Some time ago I read Mark Andrejevic's wonderful book iSpy: Surveillance and Power in the Interactive Era (University Press of Kansas, 2007). Ever since I've been preoccupied with an idea he introduces there: "the recession of causality." Mark borrows the phrase from Thomas L. Haskell, who uses it to describe the experiential change in scale that accompanies the rise of indistrial socieities. In a nutshell, as populations grow and spread out, and as socieities become increasingly complex, it becomes ever more difficult to determine why something happens. In other words, the causes of something happening here always seem to come from some generalized--perhaps unascertainable--elsewhere. Causality recedes, as if with the outgoing tide.
I've also been doing some reading on the topic of "self-organizing systems." From my sniffing around I gather a major proponent of the idea was the economist Friedrich Hayek, who coined the term "catallaxy" decades ago to characterize the self-organizing properties of markets. More recent books, ranging from James Surowiecki's The Wisdom of Crowds to Pierre Lévy's Collective Intelligence and beyond, build upon and extend the idea, whether paying homage to Hayek or not. (Of course there are other lines one might follow here as well, from Adam Smith's The Wealth of Nations, Gabriel Tarde's The Laws of Imitation, or Thorstein Veblen's Theory of the Leisure Class.)

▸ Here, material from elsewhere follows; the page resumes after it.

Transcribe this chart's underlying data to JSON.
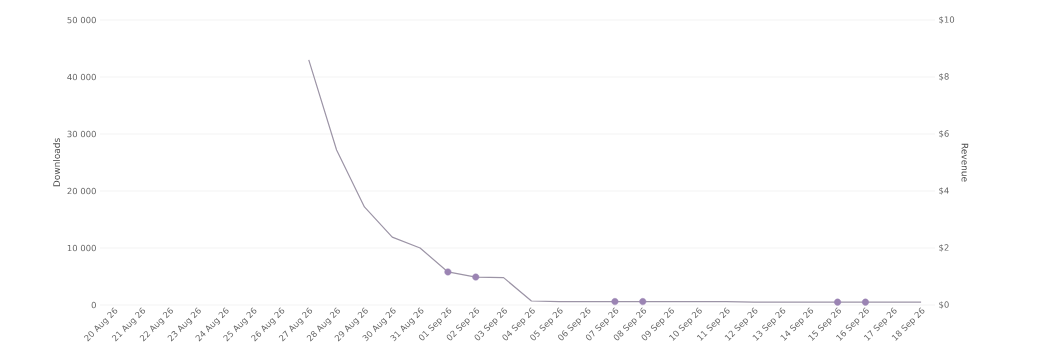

My question is this: do "systems"--be they markets, traffic patterns, the internet, or what have you--truly self-organize, or come togther orginically, emergently? Or do claims such as these actually evidence the accuracy of Haskell's insight, namely, that today causes seem so remote that many researchers have simply given up looking for them?
I'm intrigued by, but increasingly doubt, the idea of self-organizing systems, for reasons implicit in the latter question. I should add that this is only speculative doubt at this point, as I haven't undertaken the sort of research that would disprove the supposedly self-organizing properties of social, economic, or communicative systems. But that does raise a further, methodological question: how would one go about undertaking that type of research? How, in other words, would one chronicle causes in an age of diffuse, recessive causality?
My initial response is to begin thinking along the lines of symbolic interactionism, but that will have to be a post for another time.